Ваня говорит тихо, медленно, будто озираясь после каждого слова, то ли он сказал. А я требую громкости, ибо громкость по сложившемуся школьному прейскуранту высоко котируется: означает уверенные знания, их прочность. Потому я и настаиваю, бестактно, работая на класс:

— Звук, громче! — А Ваня смотрит на меня своими чистыми, совсем салатовыми и тоже, как ни странно, в синюю крапинку глазами, чуть-чуть расширяет их, и его полные губы начинают двигаться еще медленнее…

— В обратную сторону, — еще пошлее и обиднее острю я, будто у Ванн в кармане регулятор, который можно крутить в какую хочешь сторону. Дети знают, что означает это «в обратную сторону», в тон мне кивают головами, улыбаются: как же смешно говорит учитель.

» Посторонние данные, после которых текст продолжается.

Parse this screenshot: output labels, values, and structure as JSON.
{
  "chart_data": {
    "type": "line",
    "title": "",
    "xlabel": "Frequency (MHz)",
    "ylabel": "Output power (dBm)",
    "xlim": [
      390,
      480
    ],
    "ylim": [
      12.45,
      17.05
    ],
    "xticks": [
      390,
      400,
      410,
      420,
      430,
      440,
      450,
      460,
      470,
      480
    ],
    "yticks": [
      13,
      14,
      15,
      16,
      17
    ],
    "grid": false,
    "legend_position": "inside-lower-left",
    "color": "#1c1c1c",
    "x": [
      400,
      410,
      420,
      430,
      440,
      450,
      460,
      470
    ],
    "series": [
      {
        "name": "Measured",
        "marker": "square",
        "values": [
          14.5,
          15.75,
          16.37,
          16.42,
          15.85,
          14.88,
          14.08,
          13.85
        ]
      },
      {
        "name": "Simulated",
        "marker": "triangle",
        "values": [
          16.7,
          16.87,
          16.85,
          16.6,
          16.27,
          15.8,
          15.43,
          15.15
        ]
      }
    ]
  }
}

А Ваня топчется на месте в своих подшитых валеночках, и руки у него становятся еще краснее, и щеки покрываются алыми акварелями, и на них, на этих акварелях, как на волнушках, проступают отчетливее белые пушистые волосики. Он продолжает говорить о Болконском, вот упал князь смертельно раненный, небо перед глазами, голубое, бесконечно синее, и по нему облака плывут. Ваня в дословности цитирует Толстого. И я улавливаю: что-то от мучительности князя Андрея запало ему в душу, но я не могу смириться с тем, что Ваня рассказывает тихо. В данном случае это «тихо» все портит. Мне нужна пулеметная очередь, как у других, когда я был на уроках: та-та-та-та-та-та-та-та. Садись, «пять»! И этот пулеметный стандарт держит меня в цепких лапах, и я уже забываю о том, что в голосе Ванином были проникновенные нотки, и начинаю раскручивать в себе те инерционные разобщающие силы, которые должны, как мне кажется, взбодрить и класс и Ваню. Я говорю о том, что надо тренировать голос, речь, что есть грудной резонатор и горловой (показываю, как надо орать не срывая голоса), вклиниваю пример с Демосфеном, который камешками набивал рот и ораторствовал в таких трудных условиях, и что, конечно, я не рекомендую ребятам засовывать в рот кирпичи или чернильницы, но распорки из спичек можно поставить с двух сторон между зубами. И дети смеются: страсть как любят эти разобщающие отступления. А Ваня стоит, не обижается, робко смотрит на меня, ему вроде бы и нравится, как я издеваюсь над ним, и глаза его становятся еще преданнее. И может быть, от этого я отношусь к нему еще лучше, ставлю ему «четыре с плюсом», говорю, что у него была глубина, вспоминаю о проникновенности при чтении Толстого. Ваня сияет. Он смотрит на меня влюбленными глазами, и когда я после уроков решаюсь специально поработать с ним, он удовлетворенно кивает головой.